I am broadly in favour of something a bit more defined, simply because it has the potential to stop the more unfair system of employers using UCAS points and thus giving a bit of perspective on the achievement of a degree compared to A-levels (it should be pointed out to business that the UCAS points selection system is rapidly going to lose its efficacy at reducing the admin burden on HR as entrance requirements for many courses at many universities now exceed the UCAS requirements for graduate programmes).

However, it will need to be accompanied with a large change in assessment culture in most universities as academics are aware of the grade boundaries and will mark accordingly i.e. the difference between 69% and 70% is much more significant than the difference between 68% and 69% in many assessments that involve a more subjective and holistic marking style (i.e. essays and project work).
I like the old system (because I've done well in it), but I can see a case for a more rigorous and differentiated grade scale. A pass-fail basis isn't enough to differentiate between achievers (unless the pass mark is dramatically increased). I suspect if the old system is thrown away, employers will simply ask for a specific percentage instead, reducing changes to tokenistic gestures rather than real reform. We could end up with a GPA system one day.
The employers are acting like idiots. ChemistBoy, I hope you noticed that the HR at an MC law firm said they don't want a full transcript because "it takes too long to go through." (refer this to my comments about why university rep matters to employers).

I know that if I get a 65+% on my MSc, I'd want it to be differentiated from someone who got a 60 and gets a merit. 65+% is PhD level work (according to my department), yet it's lumped together in a 10 point spread.
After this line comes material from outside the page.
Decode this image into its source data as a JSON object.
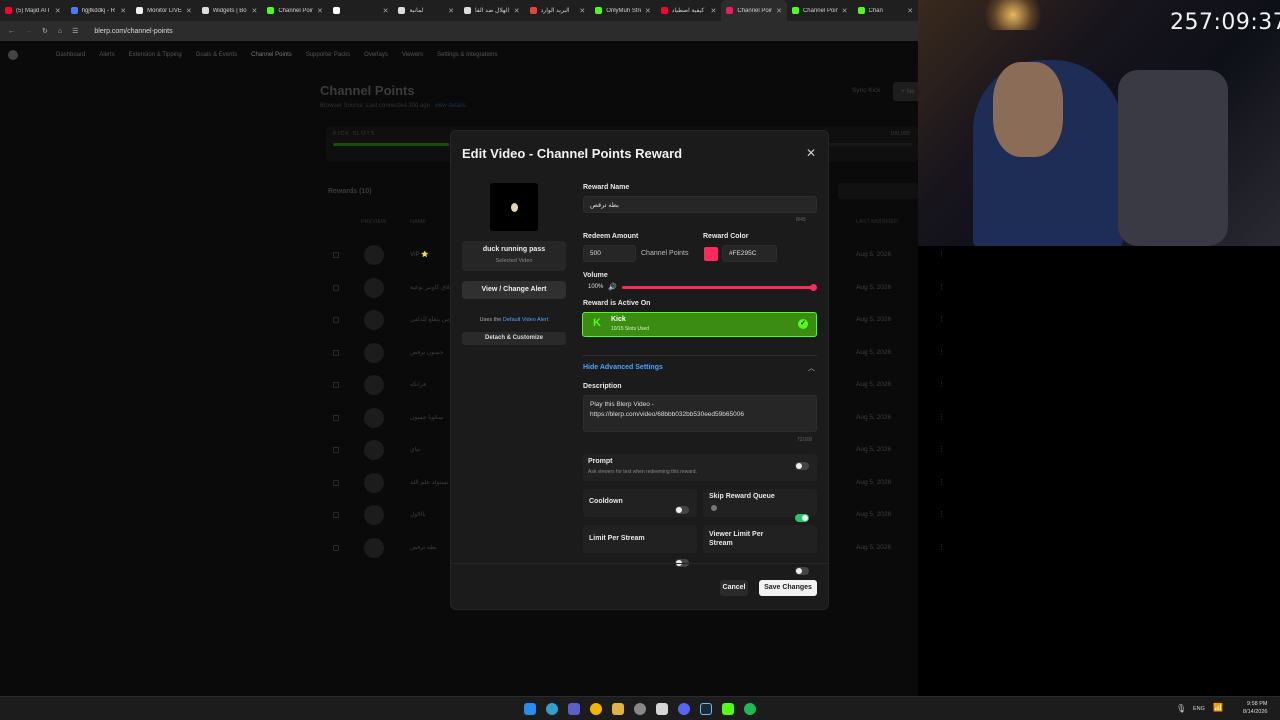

It doesn't make any sense.

All the current system does is protect those who get low 2:1s and hurt those who get high ones.
shady lane
ChemistBoy, I hope you noticed that the HR at an MC law firm said they don't want a full transcript because "it takes too long to go through." (refer this to my comments about why university rep matters to employers).

Yes I agree that transcripts are unwieldy and may be too much information. We need a system that is the fairest to students allowing them to demonstrate their ability clearer in comparison to their peers, especially as university offers keep rising (at places where they can do so) so more and more 2:1 graduates will have the UCAS points to apply for the graduate schemes (that's actual a higher percentage so as the sector will probably expand a bit further that is quite a lot more people). Although whether the UCAS points limits would stop if a new system was in place is another issue entirely, I suspect not, sadly.